O reparo híbrido da aorta é uma técnica que envolve o debranching (desramificação) dos vasos da base (tronco braquiocefálico, carótida comum esquerda e subclávia esquerda) com a criação de uma zona de ancoramento proximal que permite, em seguida, o posicionamento de uma endoprótese aórtica com ancoramento distal na aorta descendente. Essa abordagem é associada com menores índices de morbidade e mortalidade em comparação com a técnica aberta total, mas a taxa de endoleaks (persistência de fluxo sanguíneo por fora do stent endovascular no trajeto do saco aneurismático residual) e migração da prótese ainda permanece como obstáculo para o cirurgião.

Para tanto, é fundamental o conhecimento anatômico do arco, que permite a avaliação da melhor abordagem a ser tomada, bem como das possíveis complicações. Tanto a variação dos vasos como sua angulação, são fatores que, em conjunto com o intenso fluxo sanguíneo que passa pela aorta, podem dificultar a liberação do stent e a duração em longo prazo de seus componentes.
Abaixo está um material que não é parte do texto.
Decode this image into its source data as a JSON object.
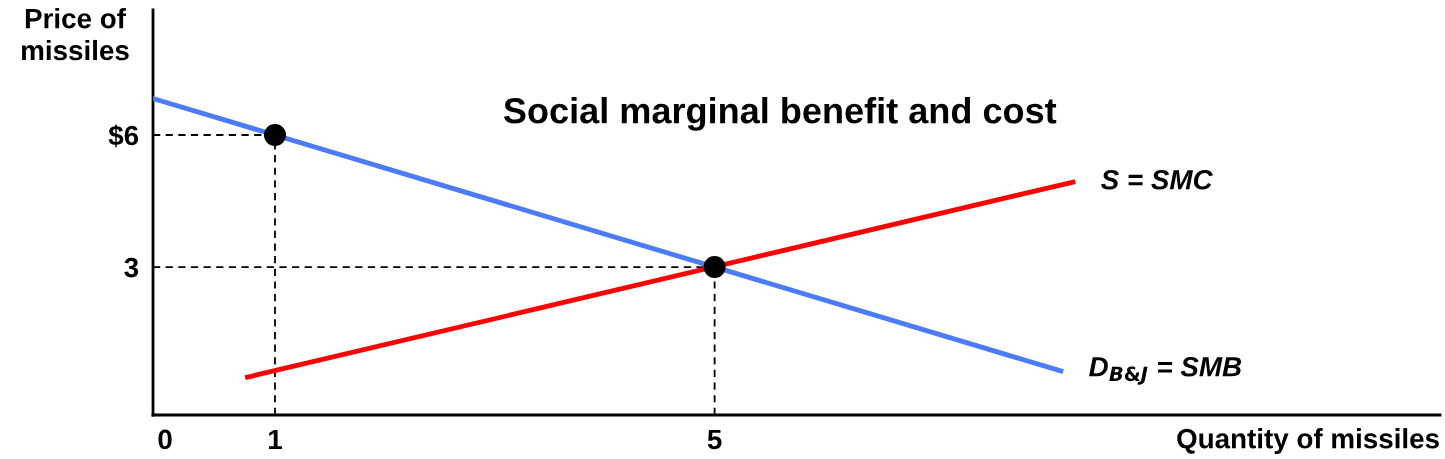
{
  "chart_data": {
    "type": "line",
    "title": "Social marginal benefit and cost",
    "xlabel": "Quantity of missiles",
    "ylabel": "Price of\nmissiles",
    "xlim": [
      -0.11,
      11.6
    ],
    "ylim": [
      -0.36,
      8.84
    ],
    "xticks": [
      0,
      1,
      5
    ],
    "yticks": [
      {
        "value": 6,
        "label": "$6"
      },
      3
    ],
    "grid": false,
    "legend": false,
    "marker": "none",
    "line_style": "solid",
    "series": [
      {
        "name": "D$_{B&J}$ = SMB",
        "color": "#4a7cf7",
        "x": [
          -0.11,
          8.15
        ],
        "values": [
          6.83,
          0.64
        ]
      },
      {
        "name": "S = SMC",
        "color": "#ff0000",
        "x": [
          0.75,
          8.26
        ],
        "values": [
          0.5,
          4.93
        ]
      },
      {
        "type": "line",
        "color": "#000000",
        "line_style": "dashed",
        "x": [
          -0.11,
          1
        ],
        "values": [
          6,
          6
        ]
      },
      {
        "type": "line",
        "color": "#000000",
        "line_style": "dashed",
        "x": [
          1,
          1
        ],
        "values": [
          -0.36,
          6
        ]
      },
      {
        "type": "line",
        "color": "#000000",
        "line_style": "dashed",
        "x": [
          -0.11,
          5
        ],
        "values": [
          3,
          3
        ]
      },
      {
        "type": "line",
        "color": "#000000",
        "line_style": "dashed",
        "x": [
          5,
          5
        ],
        "values": [
          -0.36,
          3
        ]
      },
      {
        "type": "scatter",
        "color": "#000000",
        "marker": "circle",
        "x": [
          1,
          5
        ],
        "values": [
          6,
          3
        ]
      }
    ]
  }
}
Nesse sentido, foi criada uma classificação do arco em zonas, o que facilita seu entendimento e possibilita melhor análise para posicionamento da prótese endovascular. Ishimaru et al. descreveram uma classificação do arco baseada em zonas: zona 0, aorta ascendente proximal ao tronco braquiocefálico; zona 1, parte do arco entre o tronco braquiocefálico e a artéria carótida comum esquerda; zona 2, segmento do arco entre a artéria carótida comum esquerda e a artéria subclávia esquerda; zona 3, artéria subclávia esquerda 4 até aorta descendente torácica proximal; e zona 4, representada pelo segmento médio da aorta descendente.

Além disso, o reparo híbrido ainda pode ser classificado em três tipos. No tipo 1, é realizado o debranching dos vasos e o subsequente implante da prótese endovascular, que pode ser realizada com ou sem necessidade de CEC, por meio de clampeamento parcial da aorta para anastomose dos vasos. Essa abordagem é utilizada para casos em que a aorta proximal é saudável e uma zona de ancoramento adequada pode ser assegurada. No tipo 2, a doença aórtica estende-se também para a aorta ascendente, fazendo-se necessária a reconstrução dos segmentos doentes, e a revascularização dos vasos para o enxerto sintético da nova aorta. O tipo 3 é a conhecida “tromba do elefante”, com stent endovascular para a aorta toracoabdominal, reconstrução do arco e reimplante dos vasos. Tal reparo é utilizado para pacientes com doença extensa, que acomete todas as porções da aorta.

Por fim, é possível concluir que pacientes de alto risco com doenças complexas da aorta torácica podem se beneficiar do reparo híbrido, em especial os com contraindicações ao reparo aberto total, com resultados aceitáveis a curto e médio prazos. Além disso, reflete o crescente conforto e experiência que o cirurgião cardíaco tem adquirido com a cirurgia endovascular. Entretanto, os desfechos neurológicos agudos e os índices de mortalidade ainda são considerados o “calcanhar de Aquiles” dos procedimentos híbridos da aorta.